New Training Course: "Fastware for C++"

I've been working intermittently on a book to be called Fastware!  for the past few years. (You can find information about it at its web site.) That project is currently on the back burner, because I ran into two difficulties.  First, I realized that the scope of the project -- encompassing topics in hardware, systems design, concurrency (both thread-based and distributed), algorithms, data structures, tools for improving performance, and more -- was not only going to be impossible to fit within 300 pages, it was also probably beyond my ability to fully comprehend.  Second, the fact that the book was to be language-independent meant that I'd be unable to push my technical treatments down to the level of detail that I and my readers are accustomed to.

These challenges interfered with my work on the book, but they did nothing to diminish my interest in the production of low-latency software systems, so I decided that a reasonable alternative approach was to take my long-established High-Performance C++ Programming training course, update it to acknowledge the emergence of compilers supporting features from C++0x, and expand it to include selected performance topics beyond C++ and its standard library. The result is a new two-day training course that draws heavily on my original vision for Fastware! while still assuming that C++ is the implementation language:  Fastware for C++.

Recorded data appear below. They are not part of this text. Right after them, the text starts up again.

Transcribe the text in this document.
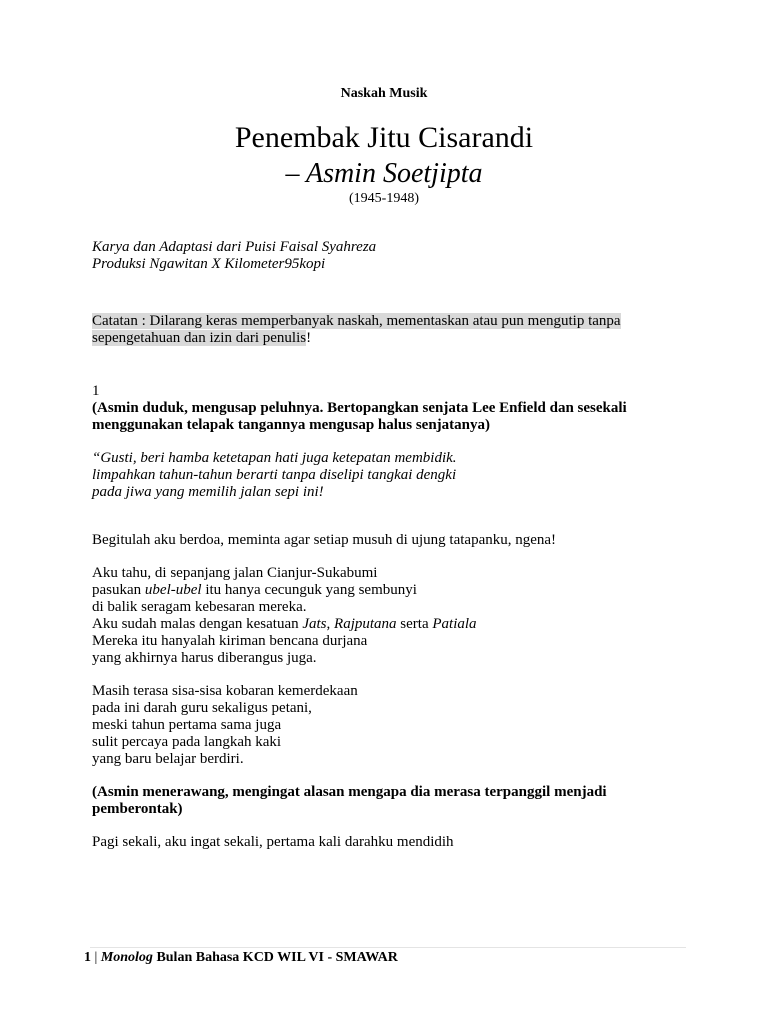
Naskah Musik
Penembak Jitu Cisarandi
– Asmin Soetjipta
(1945-1948)
Karya dan Adaptasi dari Puisi Faisal Syahreza
Produksi Ngawitan X Kilometer95kopi
Catatan : Dilarang keras memperbanyak naskah, mementaskan atau pun mengutip tanpa
sepengetahuan dan izin dari penulis!
1
(Asmin duduk, mengusap peluhnya. Bertopangkan senjata Lee Enfield dan sesekali
menggunakan telapak tangannya mengusap halus senjatanya)
“Gusti, beri hamba ketetapan hati juga ketepatan membidik.
limpahkan tahun-tahun berarti tanpa diselipi tangkai dengki
pada jiwa yang memilih jalan sepi ini!
Begitulah aku berdoa, meminta agar setiap musuh di ujung tatapanku, ngena!
Aku tahu, di sepanjang jalan Cianjur-Sukabumi
pasukan ubel-ubel itu hanya cecunguk yang sembunyi
di balik seragam kebesaran mereka.
Aku sudah malas dengan kesatuan Jats, Rajputana serta Patiala
Mereka itu hanyalah kiriman bencana durjana
yang akhirnya harus diberangus juga.
Masih terasa sisa-sisa kobaran kemerdekaan
pada ini darah guru sekaligus petani,
meski tahun pertama sama juga
sulit percaya pada langkah kaki
yang baru belajar berdiri.
(Asmin menerawang, mengingat alasan mengapa dia merasa terpanggil menjadi
pemberontak)
Pagi sekali, aku ingat sekali, pertama kali darahku mendidih
1 | Monolog Bulan Bahasa KCD WIL VI - SMAWAR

Fastware for C++ covers hard-core C++ performance-related information such as how to avoid the creation of unnecessary objects and how to use the STL efficiently, but it also covers the impact of CPU caches on data structure and algorithm design, the need to optimize the performance of code you don't control (e.g., third-party libraries), commonly-available concurrent algorithms and data structures modeled on the STL, build-time optimization via profile-guided and whole-program analyses, and more. For details, consult the course's web page, and if you're interested in technical training on low-latency software systems in C++, I hope you'll keep it in mind.

Scott

4 comments:

Dan said...

Scott,

Congratulations. For whatever it's worth, I think you made the right choice about Fastware (focusing on C++).

Question: any chance you are planning on selling the presentation materials separately, as you did with a couple of the other courses?

Scott Meyers said...

I'll probably look into selling the training materials at some point, but the issue is complicated by the fact that some of the material in this course comes from my books, and all the books' content is copyrighted by my publisher, Addison-Wesley. That means I'd have to get their permission to sell the notes. I suspect I could work out an arrangement, but it's a complicating factor that did not arise for the course materials I currently sell.

If I make the materials for this course available for purchase, I'll post about it here, of course.

Nicolas said...

Hello,

I'm a little disappointed, because this book was everything I was looking for.

Like Dan said, I would be very interested in training materials too.

I'm working in the algorithmic trading systems, and I think this kind of book would become immediately a must-have in this world.

Thank you anyway for your previous books I loved.

Scott Meyers said...

@Nicolas, the timing of your comment is good, because I'm planning my "big" project for 2012, and a leading candidate right now is work on Fastware, both as a training course and also as a book. This isn't a promise that anything will happen, because each year has more candidate "big" projects than I have time for, but right now, I'd say the chances of something happening in this area are good. If you can elaborate on what topics you'd find most useful in a book on Fastware, I'd love to see them.